When using Angular 2 Typescript, the angular services may need to acquire access tokens in order to call back end services. Those tokens may expire and need to be refreshed. A mechanism is need to detect a 401 api response and trigger the renewal of the access token.
All clients that call APIs with a token with a validity period will have this problem.
While Angular has a concept of a http interceptor it appears this is not yet available for Angular 2 (described here ).
The simples approach taken is to assume that there is a service which retrieves a valid token (the TokenService) and as well as a service that retrieves the api data (the APIService).
When the APIService makes and invocation , code is added to catch the exception (specifically a 401) and in the exception handler we retrieve a new token and then re-submit the APIService request.
While this works it does require each instance of an APIService to be coded correctly...something not likely to be done consistently if there are more than a couple api clients. Not ideal.
Another approach is to implement a 'filter' service which would wrap the call to the API Service. This would remove the 401 handler code into a service which would be reusable.

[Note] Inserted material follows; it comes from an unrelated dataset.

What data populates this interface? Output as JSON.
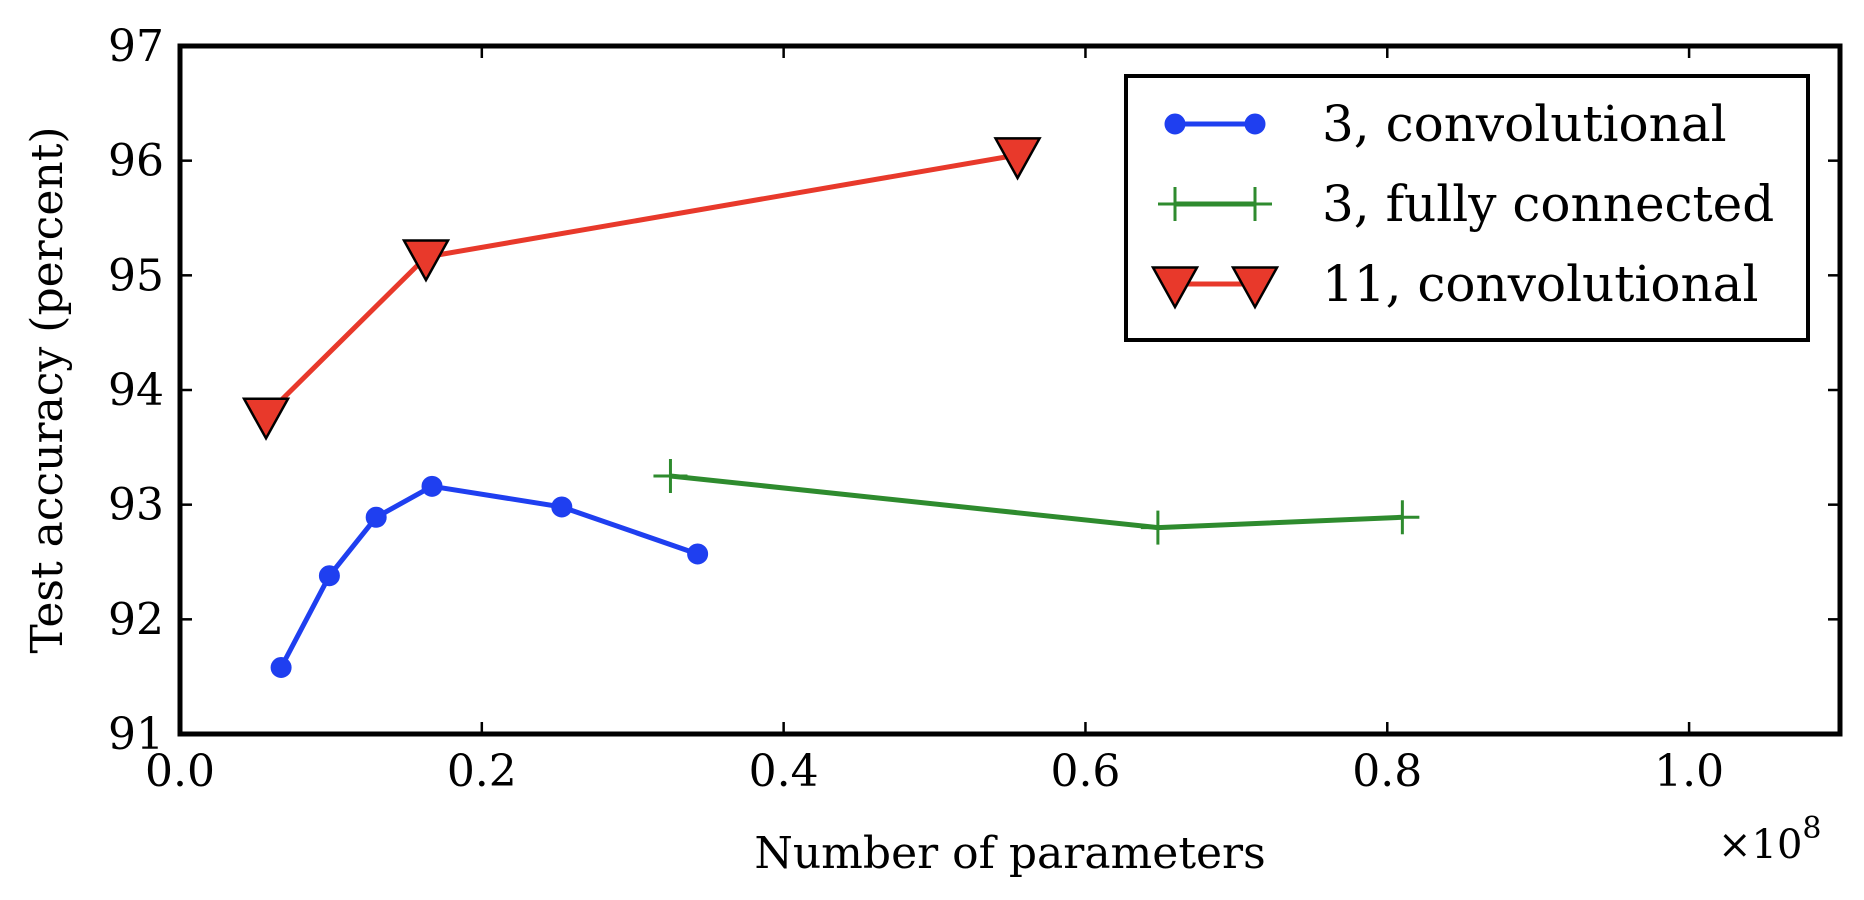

This would have the drawback that the developer of the component needs to know of the filter service and the problem of token refresh. Not ideal.
Another approach is to provide a wrapper around the http service that has the desired behaviour.
Instead of an angular2 Http being injected into the service, a APIClientService is injected.
This client has the same interface as Http namely get/post methods matching the functionality of angular HTTP. However these versions handle the 401 and redo the operations when invoked.
The angular applications uses the mockserver(http://www.mock-server.com/) to simulate a back end application with authentication.
- Start the mockserver.sh
- Then load the mock responses into the mock server with
node create-mock-401.js - Then run the application with
npm start
In the onit method of the app.component.ts there is a call to the APIService. This kicks off the api request which returns a 401 because the token is the 'expired' token and then there is a request to retrieve a valid token before the APIService is successfully invoked to return some data displayed in the view.